KKR & Co., TPG Capital and Goldman Sachs, the investment firms that acquired Dallas-based TXU Corp. and created Energy Future Holdings in the biggest-ever leveraged buyout, would be all but wiped out in a reorganization plan being discussed, said three people with direct knowledge of the negotiations.

The firms may accept as little as 1 percent of the equity in the company after it completes a Chapter 11 restructuring, said the people, who asked not to be identified because the talks are private. The pre-bankruptcy plan is being negotiated by the private equity owners, the company’s management and holders of the power producer’s $45.6 billion in debt.

Energy Future is hashing out a proposal that would reduce the time it takes to restructure in Chapter 11 and limit the chaos of a free-for-all filing. Fidelity Investments, a key debt holder of the power company that had been a holdout on the bankruptcy road map, moved closer to an accord last week.

Adam McGill, a spokesman for Energy Future, declined to comment, as did Tom Johnson, a spokesman for the private equity sponsors at Abernathy MacGregor Group.

The proposal, which may still fall through, would also give full legal releases to KKR, TPG and Goldman Sachs, the people said. The private equity firms, as well as a group of unsecured creditors at the regulated Energy Future Intermediate Holding division, agreed to the deal being discussed, according to one of the people.

Last year, the sponsors said they would support a restructuring proposal that would have allowed them to retain 15 percent of the company’s equity interest, according to a filing with the Securities and Exchange Commission. That plan was rejected.

The power producer’s acquisition at the peak of the buyout boom in 2007 was essentially a bet, using $40.1 billion of debt and $8.3 billion in equity, that natural gas prices would rise. Instead, prices have fallen 68 percent since July 2008 as supplies of natural gas soared with booming production from shale fields. Natural gas prices set the cost of electricity in the Texas market.
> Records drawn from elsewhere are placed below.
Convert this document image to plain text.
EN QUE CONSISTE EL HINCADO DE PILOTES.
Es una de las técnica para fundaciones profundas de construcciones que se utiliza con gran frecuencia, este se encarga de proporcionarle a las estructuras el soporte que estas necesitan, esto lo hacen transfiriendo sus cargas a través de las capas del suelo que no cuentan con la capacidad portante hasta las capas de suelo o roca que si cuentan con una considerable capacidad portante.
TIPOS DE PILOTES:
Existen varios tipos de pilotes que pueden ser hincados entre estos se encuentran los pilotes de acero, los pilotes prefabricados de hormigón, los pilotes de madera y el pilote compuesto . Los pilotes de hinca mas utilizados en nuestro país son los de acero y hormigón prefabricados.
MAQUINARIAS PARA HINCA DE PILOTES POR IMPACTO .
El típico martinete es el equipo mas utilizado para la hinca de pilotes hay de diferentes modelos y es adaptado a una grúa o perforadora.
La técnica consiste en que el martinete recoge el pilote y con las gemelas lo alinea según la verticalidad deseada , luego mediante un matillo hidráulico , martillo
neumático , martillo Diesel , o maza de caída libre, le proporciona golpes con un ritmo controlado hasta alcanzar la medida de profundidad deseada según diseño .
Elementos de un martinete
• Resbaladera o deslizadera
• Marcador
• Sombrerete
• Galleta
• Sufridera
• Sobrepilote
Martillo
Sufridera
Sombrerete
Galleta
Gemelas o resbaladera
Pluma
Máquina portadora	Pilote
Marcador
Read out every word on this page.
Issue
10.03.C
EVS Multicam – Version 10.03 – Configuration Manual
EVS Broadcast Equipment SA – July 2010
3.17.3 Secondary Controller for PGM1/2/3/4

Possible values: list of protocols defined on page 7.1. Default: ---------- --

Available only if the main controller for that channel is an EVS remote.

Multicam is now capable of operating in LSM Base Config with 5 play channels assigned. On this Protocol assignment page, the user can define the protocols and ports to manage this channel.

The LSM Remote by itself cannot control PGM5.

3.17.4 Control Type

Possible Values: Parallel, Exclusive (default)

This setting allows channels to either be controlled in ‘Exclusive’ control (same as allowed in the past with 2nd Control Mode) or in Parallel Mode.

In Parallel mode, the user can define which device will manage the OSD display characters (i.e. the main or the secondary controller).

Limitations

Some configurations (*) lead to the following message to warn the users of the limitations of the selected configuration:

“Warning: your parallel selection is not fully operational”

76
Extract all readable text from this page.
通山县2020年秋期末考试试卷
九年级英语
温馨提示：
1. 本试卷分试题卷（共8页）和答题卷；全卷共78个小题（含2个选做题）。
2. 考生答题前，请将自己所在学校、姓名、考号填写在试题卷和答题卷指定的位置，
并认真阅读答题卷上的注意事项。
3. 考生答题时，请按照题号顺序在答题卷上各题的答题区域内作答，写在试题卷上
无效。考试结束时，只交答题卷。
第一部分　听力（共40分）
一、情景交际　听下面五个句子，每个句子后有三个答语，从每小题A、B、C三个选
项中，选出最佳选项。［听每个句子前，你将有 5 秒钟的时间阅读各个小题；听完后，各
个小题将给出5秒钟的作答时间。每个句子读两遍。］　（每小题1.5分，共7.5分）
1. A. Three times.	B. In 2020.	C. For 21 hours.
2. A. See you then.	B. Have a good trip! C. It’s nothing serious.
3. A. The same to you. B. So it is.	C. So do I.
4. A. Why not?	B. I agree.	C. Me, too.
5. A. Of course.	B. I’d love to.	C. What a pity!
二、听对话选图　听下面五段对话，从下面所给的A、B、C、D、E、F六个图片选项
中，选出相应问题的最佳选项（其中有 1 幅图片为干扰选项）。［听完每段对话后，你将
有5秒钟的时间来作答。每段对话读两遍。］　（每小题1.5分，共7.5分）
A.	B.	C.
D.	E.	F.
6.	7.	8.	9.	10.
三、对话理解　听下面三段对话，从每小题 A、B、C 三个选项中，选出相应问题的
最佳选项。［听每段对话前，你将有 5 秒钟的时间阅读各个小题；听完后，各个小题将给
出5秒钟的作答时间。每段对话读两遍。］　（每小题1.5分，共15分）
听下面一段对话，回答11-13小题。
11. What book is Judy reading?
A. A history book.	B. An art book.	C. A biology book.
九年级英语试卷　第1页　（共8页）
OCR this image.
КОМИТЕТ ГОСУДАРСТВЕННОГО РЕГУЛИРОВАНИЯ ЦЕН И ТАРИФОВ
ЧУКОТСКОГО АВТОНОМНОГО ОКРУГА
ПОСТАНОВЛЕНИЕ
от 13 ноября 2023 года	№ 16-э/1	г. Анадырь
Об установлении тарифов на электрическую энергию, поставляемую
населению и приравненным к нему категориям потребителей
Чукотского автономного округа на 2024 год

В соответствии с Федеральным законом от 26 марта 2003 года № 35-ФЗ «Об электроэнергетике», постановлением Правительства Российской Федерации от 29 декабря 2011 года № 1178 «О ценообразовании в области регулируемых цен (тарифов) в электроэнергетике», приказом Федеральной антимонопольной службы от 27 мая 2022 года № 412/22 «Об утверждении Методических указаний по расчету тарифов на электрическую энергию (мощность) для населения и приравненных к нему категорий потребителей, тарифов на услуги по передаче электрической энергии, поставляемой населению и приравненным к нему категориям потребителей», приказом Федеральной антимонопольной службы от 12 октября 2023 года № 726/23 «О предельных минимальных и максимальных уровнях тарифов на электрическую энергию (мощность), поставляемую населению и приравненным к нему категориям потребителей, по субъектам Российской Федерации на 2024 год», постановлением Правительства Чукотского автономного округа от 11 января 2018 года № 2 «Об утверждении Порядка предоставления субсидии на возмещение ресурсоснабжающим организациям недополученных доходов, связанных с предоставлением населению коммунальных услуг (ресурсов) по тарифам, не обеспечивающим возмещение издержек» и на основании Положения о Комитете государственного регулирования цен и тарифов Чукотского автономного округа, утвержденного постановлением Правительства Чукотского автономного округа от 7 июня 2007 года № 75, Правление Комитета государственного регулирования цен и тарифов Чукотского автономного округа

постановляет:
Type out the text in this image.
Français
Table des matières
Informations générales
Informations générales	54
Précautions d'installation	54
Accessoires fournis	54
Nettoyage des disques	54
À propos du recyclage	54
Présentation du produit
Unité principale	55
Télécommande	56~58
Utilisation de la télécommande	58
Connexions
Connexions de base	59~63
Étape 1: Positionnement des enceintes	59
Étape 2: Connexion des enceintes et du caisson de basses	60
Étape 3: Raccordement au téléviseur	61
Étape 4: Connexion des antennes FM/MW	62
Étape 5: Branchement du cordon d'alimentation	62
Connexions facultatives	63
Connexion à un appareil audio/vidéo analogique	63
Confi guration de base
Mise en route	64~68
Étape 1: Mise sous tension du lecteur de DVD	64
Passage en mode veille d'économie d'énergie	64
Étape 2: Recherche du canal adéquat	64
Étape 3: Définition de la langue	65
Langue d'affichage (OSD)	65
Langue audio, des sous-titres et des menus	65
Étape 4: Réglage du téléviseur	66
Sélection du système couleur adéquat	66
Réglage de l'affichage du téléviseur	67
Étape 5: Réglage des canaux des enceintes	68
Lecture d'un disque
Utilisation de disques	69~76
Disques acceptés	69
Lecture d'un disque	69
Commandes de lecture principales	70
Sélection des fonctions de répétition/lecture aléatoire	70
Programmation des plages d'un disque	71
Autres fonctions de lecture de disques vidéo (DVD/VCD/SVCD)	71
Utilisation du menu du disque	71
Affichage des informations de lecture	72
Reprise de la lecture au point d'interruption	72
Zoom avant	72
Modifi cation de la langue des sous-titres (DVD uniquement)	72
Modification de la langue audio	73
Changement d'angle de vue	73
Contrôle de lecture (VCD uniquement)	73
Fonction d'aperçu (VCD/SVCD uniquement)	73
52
The company operates retail electricity provider TXU Energy, power producer Luminant and the regulated Oncor Electric Delivery, which operates and maintains power lines.

The biggest losers in the bankruptcy will be the equity investors. KKR put up $2 billion, and TPG and Goldman Sachs each added $1.5 billion. An additional $3.3 billion came from clients of the three firms and from Lehman Brothers, Citigroup and Morgan Stanley. KKR and TPG had both written down their investment to 5 percent of the initial value as of last year.

Energy Future said in an SEC filing Monday that it would delay releasing its annual report, skip $109 million in interest payments that were due Tuesday and use grace periods to avoid a default. The company said in a separate filing that its 10-K filing may include a warning about its ability to continue as a going concern, which would trigger a default.

The move may avoid a bankruptcy filing for as long as a month and will allow creditors and Energy Future more time to develop a reorganization plan. Any deal would be contingent on lenders at the company’s deregulated Texas Competitive Electric Holdings unit agreeing to a resolution that wouldn’t trigger a tax liability at the parent, one of the people said.